Tupot małych nóżek kojarzył się zawsze ze stabilizacją i dobrobytem. Nic bardziej mylnego. Od czasu przyjścia na świat – mężczyźni nazwani już wcześniej – dużymi agresywnymi dziećmi – stają się zazdrośni. Kobieta nie mogąc sprostać swoim shizofrenicznym wizjom piękna zaczyna czuć rozgoryczenie. Pojawiają się pierwsze skazy na wydumanej idylli naszego społeczeństwa – na idylli zwanej rodziną.
Mężczyzna dowiaduje się że musi panować nad swoją agresją, musi opanować swój popęd seksualny – co często popycha go w manie prześladowcze z nastawieniem na filmy porno.

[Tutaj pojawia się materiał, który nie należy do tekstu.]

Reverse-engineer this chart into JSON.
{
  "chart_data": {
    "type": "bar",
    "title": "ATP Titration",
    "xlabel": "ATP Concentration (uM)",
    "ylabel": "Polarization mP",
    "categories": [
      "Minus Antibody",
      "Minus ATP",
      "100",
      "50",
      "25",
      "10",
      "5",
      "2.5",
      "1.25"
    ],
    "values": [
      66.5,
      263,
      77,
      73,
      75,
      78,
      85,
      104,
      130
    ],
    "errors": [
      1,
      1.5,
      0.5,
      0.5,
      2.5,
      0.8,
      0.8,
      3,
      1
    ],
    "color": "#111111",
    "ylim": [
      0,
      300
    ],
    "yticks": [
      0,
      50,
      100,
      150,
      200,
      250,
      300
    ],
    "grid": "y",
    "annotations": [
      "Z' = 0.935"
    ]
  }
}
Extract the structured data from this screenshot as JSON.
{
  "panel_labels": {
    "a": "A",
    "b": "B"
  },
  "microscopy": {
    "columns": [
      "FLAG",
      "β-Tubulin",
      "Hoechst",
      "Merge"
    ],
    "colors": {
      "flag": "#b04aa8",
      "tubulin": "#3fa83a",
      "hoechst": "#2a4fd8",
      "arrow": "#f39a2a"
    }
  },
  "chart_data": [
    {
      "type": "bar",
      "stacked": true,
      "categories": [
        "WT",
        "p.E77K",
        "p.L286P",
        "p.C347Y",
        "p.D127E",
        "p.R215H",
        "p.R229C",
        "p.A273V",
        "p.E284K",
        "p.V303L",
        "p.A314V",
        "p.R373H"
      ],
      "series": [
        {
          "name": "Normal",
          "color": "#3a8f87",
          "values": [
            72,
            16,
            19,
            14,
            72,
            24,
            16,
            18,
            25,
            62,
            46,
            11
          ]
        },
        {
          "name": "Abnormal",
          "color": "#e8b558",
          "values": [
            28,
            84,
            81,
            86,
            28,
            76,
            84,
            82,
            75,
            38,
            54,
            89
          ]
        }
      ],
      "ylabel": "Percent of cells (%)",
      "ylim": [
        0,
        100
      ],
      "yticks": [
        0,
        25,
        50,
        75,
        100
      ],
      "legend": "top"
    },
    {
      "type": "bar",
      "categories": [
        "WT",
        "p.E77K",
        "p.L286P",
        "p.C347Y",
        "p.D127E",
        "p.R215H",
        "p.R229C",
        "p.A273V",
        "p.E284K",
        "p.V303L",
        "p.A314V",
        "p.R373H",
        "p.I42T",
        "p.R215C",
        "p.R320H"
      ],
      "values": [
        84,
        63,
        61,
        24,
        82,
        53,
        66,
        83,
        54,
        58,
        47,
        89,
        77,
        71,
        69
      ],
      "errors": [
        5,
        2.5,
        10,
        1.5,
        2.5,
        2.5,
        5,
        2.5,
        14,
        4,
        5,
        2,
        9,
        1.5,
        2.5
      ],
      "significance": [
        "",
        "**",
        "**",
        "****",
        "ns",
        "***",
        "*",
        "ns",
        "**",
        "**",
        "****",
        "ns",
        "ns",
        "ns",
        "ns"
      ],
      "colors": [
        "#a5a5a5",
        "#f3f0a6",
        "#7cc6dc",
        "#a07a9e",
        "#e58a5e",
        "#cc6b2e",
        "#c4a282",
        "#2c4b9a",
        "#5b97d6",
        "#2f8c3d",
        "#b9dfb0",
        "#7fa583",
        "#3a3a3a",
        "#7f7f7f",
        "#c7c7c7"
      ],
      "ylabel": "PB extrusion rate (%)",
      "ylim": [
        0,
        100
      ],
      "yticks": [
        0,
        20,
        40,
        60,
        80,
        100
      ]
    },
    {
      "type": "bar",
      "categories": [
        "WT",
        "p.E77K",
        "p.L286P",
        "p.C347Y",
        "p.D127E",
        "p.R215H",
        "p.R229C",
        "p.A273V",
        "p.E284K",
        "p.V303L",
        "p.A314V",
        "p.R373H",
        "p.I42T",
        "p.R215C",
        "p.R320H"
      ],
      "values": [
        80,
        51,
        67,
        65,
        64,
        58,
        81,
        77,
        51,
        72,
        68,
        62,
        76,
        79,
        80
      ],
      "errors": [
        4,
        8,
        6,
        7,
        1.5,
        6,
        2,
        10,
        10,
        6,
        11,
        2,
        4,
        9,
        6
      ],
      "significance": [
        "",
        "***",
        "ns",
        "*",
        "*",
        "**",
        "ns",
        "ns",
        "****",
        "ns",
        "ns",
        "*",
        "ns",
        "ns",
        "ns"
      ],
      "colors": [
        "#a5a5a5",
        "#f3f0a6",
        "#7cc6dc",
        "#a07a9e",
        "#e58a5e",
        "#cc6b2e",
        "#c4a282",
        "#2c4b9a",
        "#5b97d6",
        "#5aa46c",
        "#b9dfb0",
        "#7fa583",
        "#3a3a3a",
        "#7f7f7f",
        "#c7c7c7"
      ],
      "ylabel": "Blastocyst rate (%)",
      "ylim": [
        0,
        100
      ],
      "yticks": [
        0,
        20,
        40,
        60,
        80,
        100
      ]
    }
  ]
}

Kobieta dowiadując się o nowych nawykach mężczyzny wpada w popłoch – nie mogąc walczyć w kobietami wampami w TV lub czasopismach... Zaczyna odreagowywać swoje emocje na otoczeniu – zrywając powoli kontakty z sąsiadkami i koleżankami – poddaje się walkowerem w odwiecznej bitwie na ciała.
Początek końca dopiero się zaczyna.
Dziecko uzmysławia rodzicom jacy sami są. Niestety najczęściej – w sposób negatywny.
Okazuje się że dziecko jest uparte jak tatuś – ma odstające uszy jak mamusia... jest workiem negatywnych cech rodziców.
Zmiany powoli potęgują uczucie osamotnienia, beznadziejności. O dziwo dziecko ma jak najbardziej terapeutyczny wpływ na rodziców.
Zauważmy. Kobieta przestaje walczyć – uspokaja się. Mężczyzna uczy się odpowiedzialności, oraz czułości. – Jednak dla społeczeństwa stają się wyrzutkami.
Nie mogąc pogodzić się z przykrą dal nich rzeczywistością – że są wyleczeni...
Zaczynają przenosić swoje wizje na dzieci. Facet uczy potomka że się nie płacze i nie okazuje emocji.. Kobieta stroi dziewczynkę ....
Tak oto powstało błędne koło naszej cywilizacji społecznej.